Testing environments

Testing environments below should test with both types of backend storage S3 and POSIX. A JWT Token along with its corresponding Public Key will need to be set up for the testing environment,

  1. DataEdge as part of the LocalEGA + Data API Stack:
  • We have all the ingestion and outgestion components running.
  1. DataEdge as part the Data API stack:
  • in case we just want to test the performance with no hassle of setting up the full stack

Endpoints are described at: https://github.com/EGA-archive/ega-data-api/tree/master/mock-services/openapi/dataedge and we will be focusing on the /files endpoint with both encrypted and decrypted format.

Maximum expected load

Note

this would be the success criteria, by which we make sure that under such a load the system recovers easily.

In order to determine the expected user load, or more precisely the system limits we are going to perform an exploratory performance tests at this stage.

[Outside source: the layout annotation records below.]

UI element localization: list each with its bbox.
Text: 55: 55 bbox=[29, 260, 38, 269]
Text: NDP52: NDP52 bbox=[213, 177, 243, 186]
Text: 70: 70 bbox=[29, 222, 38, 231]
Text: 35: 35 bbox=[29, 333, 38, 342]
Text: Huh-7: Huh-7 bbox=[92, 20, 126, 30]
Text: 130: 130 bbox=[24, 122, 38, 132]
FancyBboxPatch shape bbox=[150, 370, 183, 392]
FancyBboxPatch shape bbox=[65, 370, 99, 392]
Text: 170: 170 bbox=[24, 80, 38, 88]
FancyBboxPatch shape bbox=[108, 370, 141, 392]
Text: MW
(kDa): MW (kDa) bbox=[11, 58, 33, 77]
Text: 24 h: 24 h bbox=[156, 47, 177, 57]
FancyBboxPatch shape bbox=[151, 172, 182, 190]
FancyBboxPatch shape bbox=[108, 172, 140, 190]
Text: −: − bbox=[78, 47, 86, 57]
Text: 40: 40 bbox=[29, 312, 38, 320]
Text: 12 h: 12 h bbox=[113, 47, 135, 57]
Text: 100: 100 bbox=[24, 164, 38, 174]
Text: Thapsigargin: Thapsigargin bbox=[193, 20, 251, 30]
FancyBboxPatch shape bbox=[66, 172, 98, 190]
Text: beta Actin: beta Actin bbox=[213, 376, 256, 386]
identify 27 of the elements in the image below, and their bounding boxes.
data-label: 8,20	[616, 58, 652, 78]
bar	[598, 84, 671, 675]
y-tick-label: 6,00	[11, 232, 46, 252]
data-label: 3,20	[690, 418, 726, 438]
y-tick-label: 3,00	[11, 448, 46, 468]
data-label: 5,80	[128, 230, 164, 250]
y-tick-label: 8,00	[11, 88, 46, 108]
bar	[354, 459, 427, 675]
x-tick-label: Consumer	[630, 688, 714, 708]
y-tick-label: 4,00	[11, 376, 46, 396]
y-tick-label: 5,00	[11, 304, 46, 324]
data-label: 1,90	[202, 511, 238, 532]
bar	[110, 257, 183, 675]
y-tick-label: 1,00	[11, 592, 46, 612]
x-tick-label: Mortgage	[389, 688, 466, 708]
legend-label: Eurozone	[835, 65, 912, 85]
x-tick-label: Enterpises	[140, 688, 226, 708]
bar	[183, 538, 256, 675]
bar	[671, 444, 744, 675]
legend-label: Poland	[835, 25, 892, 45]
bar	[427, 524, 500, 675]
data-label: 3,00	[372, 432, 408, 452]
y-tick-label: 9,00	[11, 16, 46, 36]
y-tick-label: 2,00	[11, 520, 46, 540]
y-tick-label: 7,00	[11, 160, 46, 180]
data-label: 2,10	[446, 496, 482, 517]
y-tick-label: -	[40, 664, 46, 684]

e.g. x concurrent users downloading files without the service crashing or becoming unusable. e.g. 1000/10000 users that download simultaneously. (we should also establish some file sizes e.g. 100Mb, 1Gb or 10Gb for the expected load)

Metrics

  1. Average operation response time - successful/erroneous operations
  2. Total number of transactions per second - total successful, total erroneous operations in a second
  3. Response time under heavy load - do we experience any throttling under heavy load

Testing Scenarios

The scenarios will consistent of two stages: Exploratory Stage - where we try to identify the limits of the system, based on different setups - meaning try to first perform the test in local environment then move to a deployed environment, but without any scaling enabled. With this we will be able to figure out the limits Perform the tests but with different scaling strategies - vertical or horizontal.

Hypothesis

We should be able to do multiple types of operations, at the same time with multiple users. For this purpose we must considers scenarios that overload the system such as:

  1. Load testing - increase user load over a period of time
  • 10 users try to download a file
  • 100 users try to download a file
  • 1000 users try to download a file
  1. Test 100 users trying to download 1Gb file at the same time
  2. Test different scenarios with the DataEdge API endpoint with e.g. 100 users
  • download a file that exists
  • download a file that does not exist
  • try different parameters of the DataEdge API endpoints

Scenarios Template

  1. User tries the endpoints

    • /files/{file_id}?destinationFormat=plain
    • /files/{file_id}?destinationFormat={aes,crypt4gh}&destinationKey={key}&destinationIV={iv}
    • User provides appropriate headers with JWT token
  2. User waits for download to finish.

Scenario 1 Scenario 2
Token with correct permissions token with no data access
Download Decrypted file Download a file user does not have access
Response should be 200 in given time interval Should return the 403 error
Scenario 3 Scenario 4
Provide token with correct permissions Multiple tokens with correct permissions
Download multiple decrypted files Download multiple decrypted files
Response is 200 in time interval Response is 200 in time interval

Note

For scenario 3 and scenario 4 response should be 200 for all files.

Scenario 5
Token with correct permissions
Download decrypted big file(s)
Response should be 200 in given time interval and the connection should be kept alive

Tools

Custom build Locust http://locust.io/ files for each scenario, or we might be able to group them together. We will have to add functionality so that we can measure the speed.